Large numerous ovens indicate was used as service unit for militants or camps


Centuries after their deaths, the remains from the Roman era still astonishes people with the details of their lives in Egypt. While we are in the beginning of 2019, the treasures left from the Roman period, begun in 30 BC, still emerge. The ministry of antiquities announced the discovery of several relics dating back to the Roman and Greek era at the Tuba Metwah archaeological site in Al-Amriyah in Alexandria.

The unearthed monuments included a number of connected walls—which were built according to varied designs and methods—as well as large overhead units and remains of various types of food with cooked inside of them.

The large ovens were separately built within the walls. The stoves were restored several times during that era, as the mission found fire marks in the different layers inside the walls. The bones of bird and fish remains were found inside many of them.

Ayman Ashmawy, the head of the Ancient Egyptian Antiquities Sector at the ministry of antiquities said that having such a large number of enormous and countless ovens indicates that the area was used as a service unit for militants or camps.

The discoveries emerged at the mission’s first excavation season.

Moustafa Waziri, secretary general of the Supreme Council of Antiquities, and head of all Egyptian missions working on excavations in archaeological sites, stated that such a discovery is extremely unique, as it leads the mission to believe that the site was an industrial and commercial area during that era.
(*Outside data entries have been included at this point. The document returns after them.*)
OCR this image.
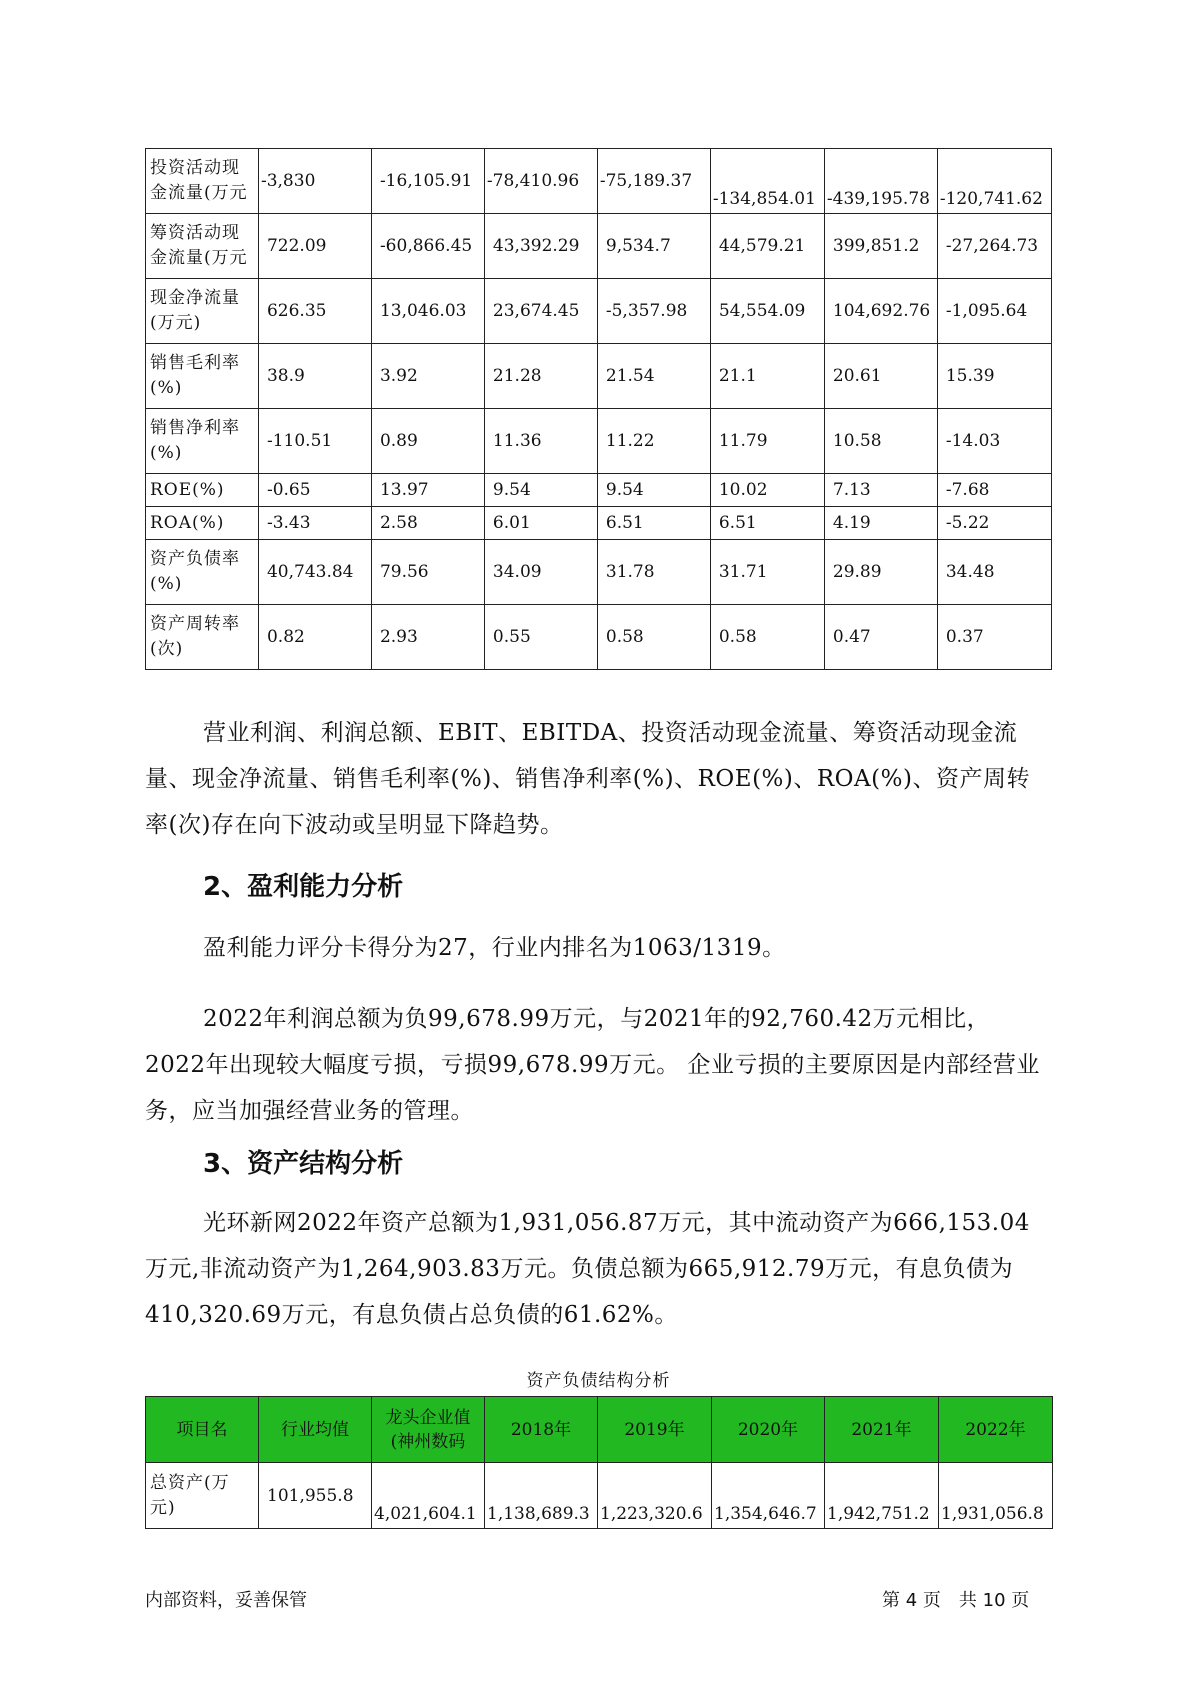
投资活动现金流量(万元	-3,830	-16,105.91	-78,410.96	-75,189.37	-134,854.01	-439,195.78	-120,741.62
筹资活动现金流量(万元	722.09	-60,866.45	43,392.29	9,534.7	44,579.21	399,851.2	-27,264.73
现金净流量(万元)	626.35	13,046.03	23,674.45	-5,357.98	54,554.09	104,692.76	-1,095.64
销售毛利率(%)	38.9	3.92	21.28	21.54	21.1	20.61	15.39
销售净利率(%)	-110.51	0.89	11.36	11.22	11.79	10.58	-14.03
ROE(%)	-0.65	13.97	9.54	9.54	10.02	7.13	-7.68
ROA(%)	-3.43	2.58	6.01	6.51	6.51	4.19	-5.22
资产负债率(%)	40,743.84	79.56	34.09	31.78	31.71	29.89	34.48
资产周转率(次)	0.82	2.93	0.55	0.58	0.58	0.47	0.37

营业利润、利润总额、EBIT、EBITDA、投资活动现金流量、筹资活动现金流量、现金净流量、销售毛利率(%)、销售净利率(%)、ROE(%)、ROA(%)、资产周转率(次)存在向下波动或呈明显下降趋势。

2、盈利能力分析

盈利能力评分卡得分为27，行业内排名为1063/1319。

2022年利润总额为负99,678.99万元，与2021年的92,760.42万元相比，2022年出现较大幅度亏损，亏损99,678.99万元。 企业亏损的主要原因是内部经营业务，应当加强经营业务的管理。

3、资产结构分析

光环新网2022年资产总额为1,931,056.87万元，其中流动资产为666,153.04万元,非流动资产为1,264,903.83万元。负债总额为665,912.79万元，有息负债为410,320.69万元，有息负债占总负债的61.62%。

资产负债结构分析
项目名	行业均值	龙头企业值(神州数码	2018年	2019年	2020年	2021年	2022年
总资产(万元)	101,955.8	4,021,604.1	1,138,689.3	1,223,320.6	1,354,646.7	1,942,751.2	1,931,056.8
内部资料，妥善保管	第 4 页　共 10 页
He also added that the connected walls are built in different methods which the mission will start studying. Waziri explained that some of the discovered walls were built with asymmetrical stones, while others were built with carefully cut stones that all look alike.

Waziri further described the discovery as “one of the most architecture and archaeological discoveries of the era.”

The mission also found various-sized and shaped cooking pots with burn signs, which indicate that these were the utensils used for preparing the food.

Two human remains were also found during the excavation work. The corpses are believed to belong to people from a lower-social class who were buried at the site after it was abandoned.

One of the found human remains belongs to middle-aged woman, who was found next to a wall and close to a used oven, wearing a copper ring.

The mission is to complete studying the discovered relics from the site to disclose more about its and the exact decade it belongs to.

This is the second Roman-era discovery to be unearthed within a few days. Last week, the ministry of antiquities also announced the unearthing of two Roman-period tombs at the archaeological site of Beir Al-Shaghala in the Mout village at the Dakhla Oasis. The discovery was a part of the excavation works which were being carried out at the area since 2002, and it resulted in the breakthrough of a total of 10 incomplete sandstone tombs from the Greek era.